* * *
Tarihin o döneminde ki kanlı sayfalarında gezinince kendini “İnsan” sınıfına dâhil eden iki ermeni askerin ağzından; 1992 yılının 25 Şubat’ı 26 Şubat’a bağlayan gecede başlayan Hocalı Katliamı’nın ardından yazılan birkaç satırı okudunuz…
Okurken dahi insanın kanını donduran bu satırların binlercesine araştırınca sizlerde ulaşacaksınız. Olayı birebir yaşayan insanların haricinde, yazılı ve görsel imkânlarla bile olaya tanık olanlarında dilinin dönmediği, insanlığın utanç duyacağı olaylar zincirinin halkaları uzadıkça uzamış ve katliam kelimesi bile yetersiz kalıp bu durum düpedüz soykırım’a dönüşmüştür. Bu soykırımda hayatını kaybeden tüm şehitlerimizi rahmetle anıyorum.
Şimdi kendinizin veya bir yakınınızın ve yahutta evladınızın yukarıdaki gibi bir zulme maruz kalmasını ister misiniz?

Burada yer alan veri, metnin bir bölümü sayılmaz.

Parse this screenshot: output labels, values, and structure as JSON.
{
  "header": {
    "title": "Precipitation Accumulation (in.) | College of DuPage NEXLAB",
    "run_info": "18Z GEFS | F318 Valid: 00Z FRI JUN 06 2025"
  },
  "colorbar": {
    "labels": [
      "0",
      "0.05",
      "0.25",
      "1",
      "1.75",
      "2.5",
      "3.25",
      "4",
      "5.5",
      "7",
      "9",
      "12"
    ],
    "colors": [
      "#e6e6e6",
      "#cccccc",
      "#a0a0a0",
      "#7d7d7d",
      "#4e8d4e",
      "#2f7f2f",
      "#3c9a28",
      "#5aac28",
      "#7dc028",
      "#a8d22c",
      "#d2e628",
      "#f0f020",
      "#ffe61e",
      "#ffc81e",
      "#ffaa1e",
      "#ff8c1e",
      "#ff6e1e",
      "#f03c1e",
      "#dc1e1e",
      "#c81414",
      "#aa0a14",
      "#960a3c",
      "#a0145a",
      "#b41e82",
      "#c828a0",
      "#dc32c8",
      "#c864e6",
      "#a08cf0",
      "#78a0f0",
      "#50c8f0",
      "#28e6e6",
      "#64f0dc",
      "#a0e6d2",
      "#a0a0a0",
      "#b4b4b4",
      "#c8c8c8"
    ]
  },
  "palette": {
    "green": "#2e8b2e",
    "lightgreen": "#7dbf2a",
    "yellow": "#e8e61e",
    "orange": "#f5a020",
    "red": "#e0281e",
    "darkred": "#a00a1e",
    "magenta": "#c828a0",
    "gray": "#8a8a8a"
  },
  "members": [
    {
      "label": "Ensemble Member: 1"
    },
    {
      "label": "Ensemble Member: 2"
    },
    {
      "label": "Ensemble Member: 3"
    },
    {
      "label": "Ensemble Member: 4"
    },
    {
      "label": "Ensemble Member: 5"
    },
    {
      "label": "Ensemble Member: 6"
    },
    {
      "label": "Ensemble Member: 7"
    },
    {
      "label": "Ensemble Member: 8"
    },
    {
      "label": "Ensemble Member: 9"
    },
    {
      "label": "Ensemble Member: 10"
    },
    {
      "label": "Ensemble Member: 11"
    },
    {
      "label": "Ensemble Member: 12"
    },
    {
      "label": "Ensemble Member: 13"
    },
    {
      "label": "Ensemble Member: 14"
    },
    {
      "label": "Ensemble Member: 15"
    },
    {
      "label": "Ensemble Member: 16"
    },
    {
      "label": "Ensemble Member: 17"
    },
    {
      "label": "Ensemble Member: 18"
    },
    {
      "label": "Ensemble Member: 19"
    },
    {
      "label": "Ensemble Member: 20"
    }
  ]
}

“ALLAH korusun” dediğinizi duyar gibiyim. Yüreğinizi avuçlayan korkuyla bir an ürperdiniz sanırım… Sanırım diyorum çünkü bende satırlara dökülenler gibiyim şimdi. Hatta bu dünyadan kaçmak istiyorum şu an.
* * *
Unutmayınız ki; bu soykırıma uğrayanlar bizim kardeşlerimizdi. Sizce; kardeşlerimizin bu denli acımasızlığa maruz kalmalarının sebebi ne olabilirdi? Ermenilerin sergilemekten utanmadığı sadist davranışlarının nedeni sizce ne idi?
Tabi ki TÜRK ve MÜSLÜMAN oluşumuz!
* * *
Peki, bizler şu an ne yapıyoruz?
Düşüncelerine hastalık bulaşan, kirlenen bu insanların ortalığı bulandırarak kendi içimizde bölücülüğe, ayrıma ve bizi birbirimize düşürmeye yönelik vazifelerini yerine getirmek için can atıyorken ve bu büyük tehlike bizim tepemizde uçuşuyorken, onların kötü emellerine alet olmak adına adım adım ilerliyoruz.
Bir an önce bizi bize karalayan gizli düşmanlara karşı dikkatli olmak, yermek ve fesatlık tohumlarını saçanlara uymak yerine; insan kasaplarının eline düşmemek için çok dikkatli hareket etmemiz gerekmiyor mu?
“Geçmişi hatırlamayanlar, onu bir kere daha yaşamak zorunda kalırlar.” G. SANTAYANA
Davranış ölçülerimizi bu doğrultuda yapmamız gerektiğine inanarak değerlendirmeyi size bırakıyorum.